There are numerous indications that the policy to exterminate political prisoners had been in the pipelines for a long time. In March 1988, Massoud Moqbeli, a Mojahedin sympathizer, was taken from Evin to Komiteh Moshtarak Prison in Tehran. There he was warned by prison authorities that “we are going to settle scores with all of you in a bloody way. Telic your fellow inmates they had better make up their minds.”
An ex-political prisoner recalls the days preceding the launch of the massacre: “The early signs of the regime’s decision to liquidate political prisoners surfaced in the autumn of 1987 when prisoners were separated into two groups of Mojahedin and non-Mojahedin. In Gohardasht Prison, those condemned to life imprisonment were transferred to Evin and the rest were divided into two groups of under- and over-ten-year terms. Families of some prisoners were told that the prisoners’ fate would be decided after June.”

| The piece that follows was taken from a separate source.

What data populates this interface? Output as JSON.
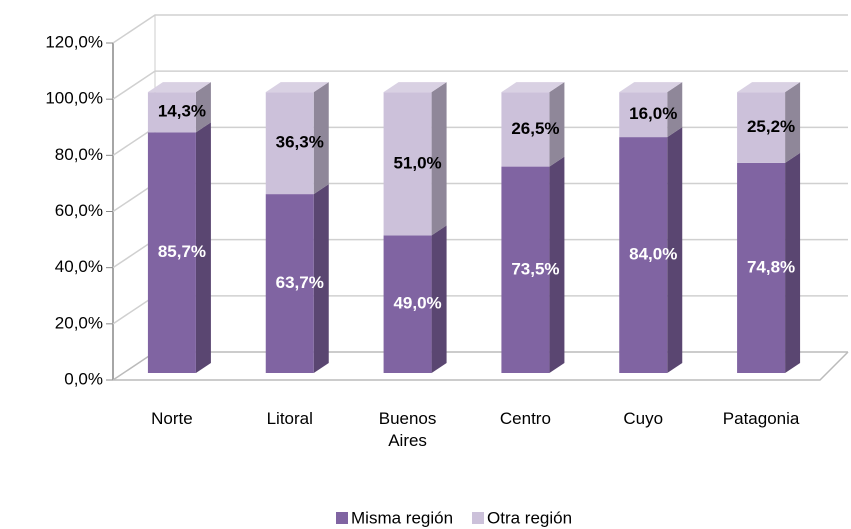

Another prisoner wrote, “When it was announced that Khomeini had accepted the ceasefire with Iraq on July 18, 1988 and described it as ‘drinking a chalice of poison,’ they took us with all our belongings to solitary cells. The trend of transferring prisoners to solitary cells was accelerated on July 24, a week before the massacre began. On July 25 or 26, a prison guard came to our cell and gave us a form to fill in. I was sharing the cell with Reza Shemirani and Amir Abdullahi Lakelayeh who were later executed during the massacre. The form asked one’s name, surname, father’s name, political tendency, whether one had been re-arrested and one’s signature. In a highly unusual way, the guard did not utter a word and left us to fill in the forms. We wrote ‘Mojahedin Organization’ as our ‘tendency.’ When the guard returned, we were even more surprised as he asked us why we had not written the name of the organization in full. (Up to that time, if a prisoner mentioned the name ‘Mojahedin,’ he or she would be severely tortured.) So we wrote ‘People’s Mojahedin Organization of Iran’ and handed him the completed forms. He smiled and walked out.”